A Thames car dealer is launching a crusade to replace the ageing one-lane Kopu Bridge, saying it is a danger to the public and something needs to be done well before 2010-12, when Transit NZ plans to begin building a replacement.
Ian Richardson, 53, says replacing the 80-year-old bridge is not just a matter of ending the lengthy traffic jams that blight the bridge every public holiday.
"It's an issue involving safety," he said yesterday. "It's just getting really, really serious."
Mr Richardson, who is the general manager of Valley Toyota and has commuted across the bridge for 18 years, said he became particularly alarmed when the structure was closed for urgent maintenance in the middle of last month.
"You can't keep fudging it and going around and hoping it won't collapse," he said.
Transit last night moved to alleviate fears about the bridge, saying it was "perfectly sound", but Mr Richardson said Transit's own website raised concerns to the contrary - including that the bridge was at risk of collapse in an earthquake.

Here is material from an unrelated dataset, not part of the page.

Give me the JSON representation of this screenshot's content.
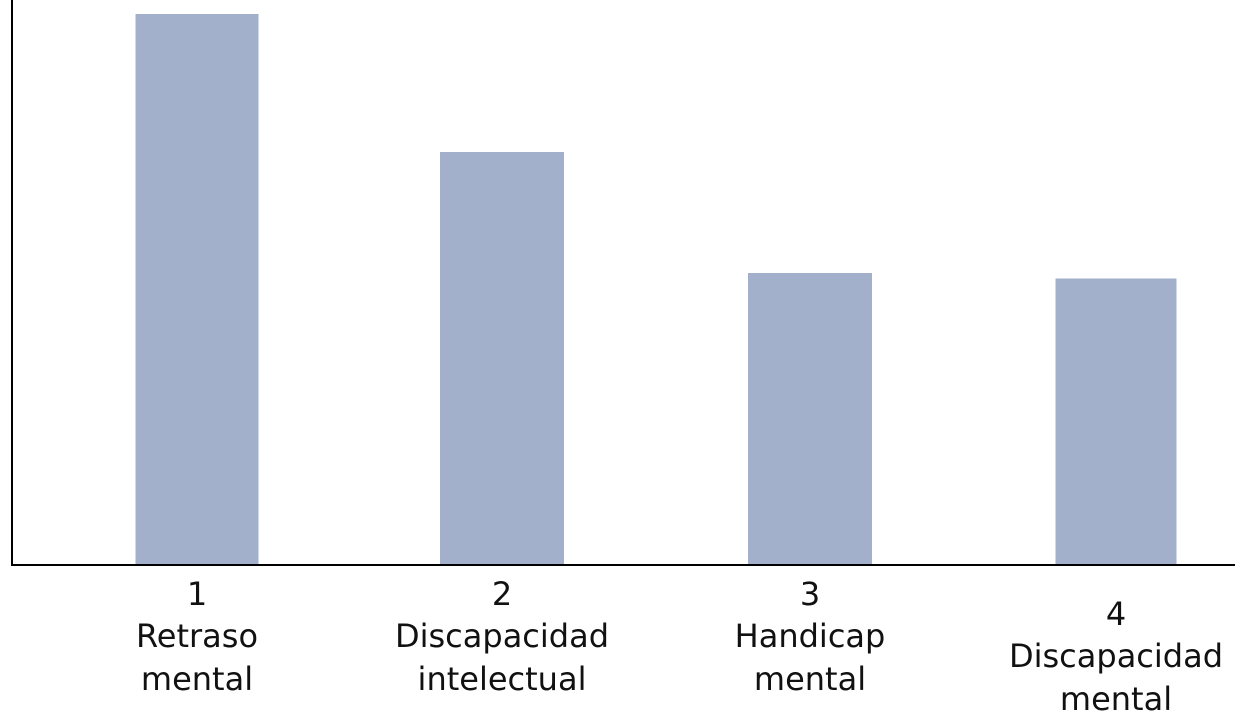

After the bridge was closed to fix a loose bolt on the deck on April 17, Mr Richardson began researching the structure's safety and was alarmed by what he read on the website.
Transit plans to build a new two-lane bridge, beginning between 2010 and 2012, depending on funding, and, in information about the project, says: "The existing bridge is an earthquake risk and sections could potentially collapse in a moderate earthquake."
In another section, the website says the bridge does not meet modern earthquake standards and is therefore vulnerable to natural disasters.
Transit's Waikato/Bay of Plenty regional manager, Kaye Clark, said she understood how the wording on the website could raise people's fears, but there was no cause for alarm.
"We're confident the structure is robust," she said. "With the maintenance regime, there is no need for concern."
She said the bridge was inspected regularly and last month's urgent maintenance was unusual, and not the result of neglect or deterioration.
"From the safety point of view, there's nothing structurally wrong with that bridge and it could certainly cope with the [current] traffic for many years to come with regular maintenance."
Transit has put a start date of 2011-12 on the new bridge, but hopes to bring it forward to 2010-11 if it receives the funding.
The bridge will cost $32 million and take two to three years to build.
Mr Richardson plans to lobby the Government to bring the date even further forward.
"You can't keep pussyfooting around when you've got a report like that from Transit," he said.
Thames Coromandel District Mayor Philippa Barriball echoed Mr Richardson's concerns, saying the local council had lobbied long and hard to have the construction of the new bridge brought forward for a number of reasons, including safety.
She said the Kerepehi faultline ran right through the area where the bridge was built and there was an earthquake risk.
* The one-lane bridge across the Waihou River into Thames was built in 1927-28.
* It is 465m long and provides the main access for traffic from Auckland and areas of Waikato into the Coromandel.
* An average of 7700 vehicles use it daily, but the number can double during holiday peaks, and the bridge has long been plagued by traffic jams.
* Now, a local man is also raising concerns about its safety.